Host: Randall Kaplan
Guest: Gary Vaynerchuk (“Gary Vee”)
Episode: $2 Billion Dollar Taco, Live Shopping, and Customer Service | E171
Date: August 16, 2025
In this episode, Randall Kaplan has a candid, wide-ranging conversation with serial entrepreneur, investor, and branding expert Gary Vaynerchuk (Gary Vee). They dig into Gary’s journey from the family liquor store to angel investing in transformative startups (Twitter, Facebook), why he believes live shopping is the next American retail juggernaut, lessons in customer service, investing, preparation, work ethic, and his ultimate aim to buy the New York Jets. It's a masterclass in entrepreneurial thinking and leadership, loaded with stories, actionable insights, and no-nonsense Gary Vee advice.
“I tried to talk him out of it. I said, I think you’re making a huge mistake. ...I could see he was making an emotional decision.” (00:04)
“Sister Randy called me...Would you like to buy some Facebook equity? I literally took 80% of my savings and invested in Facebook.” (00:50, 22:11)
“If you ask me right now, out of all the optionality in the world… live shopping is at the tippy top of my list.” (02:15) “I view these trends like poker and I view live shopping...like having the nuts in poker... You go all in because you’ve won.” (03:32)
“Don’t make a fucking poster and put it in the hallway...do an action.” (05:08) “I might have lost $20,000 in sales that hour, but I’ve helped my dad make millions since.” (09:01)

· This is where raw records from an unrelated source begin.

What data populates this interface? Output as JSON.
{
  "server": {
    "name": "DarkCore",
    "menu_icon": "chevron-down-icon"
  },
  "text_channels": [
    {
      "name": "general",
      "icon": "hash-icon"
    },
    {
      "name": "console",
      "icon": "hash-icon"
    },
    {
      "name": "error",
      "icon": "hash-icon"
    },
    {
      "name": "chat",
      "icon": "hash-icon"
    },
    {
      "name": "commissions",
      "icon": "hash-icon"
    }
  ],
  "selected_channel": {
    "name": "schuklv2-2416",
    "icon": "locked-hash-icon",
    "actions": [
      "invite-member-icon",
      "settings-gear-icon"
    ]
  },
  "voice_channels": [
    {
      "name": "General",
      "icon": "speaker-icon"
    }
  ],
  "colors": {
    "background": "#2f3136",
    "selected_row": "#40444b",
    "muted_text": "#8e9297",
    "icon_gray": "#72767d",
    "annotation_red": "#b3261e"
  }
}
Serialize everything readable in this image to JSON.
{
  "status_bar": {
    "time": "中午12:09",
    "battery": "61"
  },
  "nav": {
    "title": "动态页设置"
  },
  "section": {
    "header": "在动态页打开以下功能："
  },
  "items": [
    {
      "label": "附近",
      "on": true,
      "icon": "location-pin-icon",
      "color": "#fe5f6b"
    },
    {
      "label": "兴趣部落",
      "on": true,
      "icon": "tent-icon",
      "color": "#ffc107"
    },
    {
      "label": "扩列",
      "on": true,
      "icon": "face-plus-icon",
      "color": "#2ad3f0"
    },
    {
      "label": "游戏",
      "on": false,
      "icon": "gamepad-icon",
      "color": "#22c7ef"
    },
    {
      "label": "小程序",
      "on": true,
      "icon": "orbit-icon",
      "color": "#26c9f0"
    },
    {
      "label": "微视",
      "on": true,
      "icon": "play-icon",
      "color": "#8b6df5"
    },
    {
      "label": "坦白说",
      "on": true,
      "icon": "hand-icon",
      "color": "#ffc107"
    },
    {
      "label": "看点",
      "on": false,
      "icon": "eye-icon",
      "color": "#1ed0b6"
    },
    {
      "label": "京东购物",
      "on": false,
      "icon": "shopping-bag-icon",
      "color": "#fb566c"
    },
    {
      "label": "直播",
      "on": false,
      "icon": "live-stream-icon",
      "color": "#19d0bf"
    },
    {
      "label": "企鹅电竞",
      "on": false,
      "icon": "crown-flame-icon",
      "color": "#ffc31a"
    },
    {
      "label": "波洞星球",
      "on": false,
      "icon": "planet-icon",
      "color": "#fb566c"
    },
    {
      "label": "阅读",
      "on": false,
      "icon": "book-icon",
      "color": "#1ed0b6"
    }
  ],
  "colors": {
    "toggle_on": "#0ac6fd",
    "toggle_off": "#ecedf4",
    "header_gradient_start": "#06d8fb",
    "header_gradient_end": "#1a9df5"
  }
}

“I couldn’t believe the biggest companies in the world didn’t understand social media.” (12:10)
“Early on, I went for the horse. Then I went for the jockey. Now it requires both...the operator and the idea.” (23:03)
“I don’t even consume decks. My team knows this... What really gets me is if somebody says something that I believe in that I can follow up with a couple of questions and they can answer it.” (24:35)
“The best social media organic post...is a more important form of advertising than any television commercial...outside of Super Bowl.” (27:34)
“The creative is always going to be the variable of success.” (29:05)
“Yes. Of the three, work ethic is controllable and it’s something that I get scared that people try to downplay.” (29:22)
“I am worried people are using health and wellness and mental health...as weapons to create entitlement or laziness.” (30:50)
“What baffles all my top executives...is I go into meetings cold and dominate them. They think I do no prep...It’s the only thing I do. The reason I can walk into any brand and crush a meeting is because most business is not that complicated.” (31:48) “The ultimate preparation is to actually be a practitioner.” (33:51)
“The chase of it is the great enjoyment. It’s a lot of fun to chase that football team...but you need the ability to adjust and not be rigid.” (34:31)
“There is just no correlation in any kind of common sense way of money and happiness. It just doesn’t. It’s black and white.” (36:11)
“I want everybody that I love to show up to my funeral with a very good feeling in their stomach about who I was.” (38:02)
Gary Vee’s approach to life and business is defined by relentless curiosity, tenacity, and a willingness to take principled risks. His advice, war stories, and clear trend-spotting acumen offer a wealth of inspiration for entrepreneurs, business leaders, and anyone in search of excellence. The episode is packed with wisdom on making bold moves, serving customers, preparing for success, and prioritizing meaning over money — all delivered with Gary’s signature candor and unfiltered style.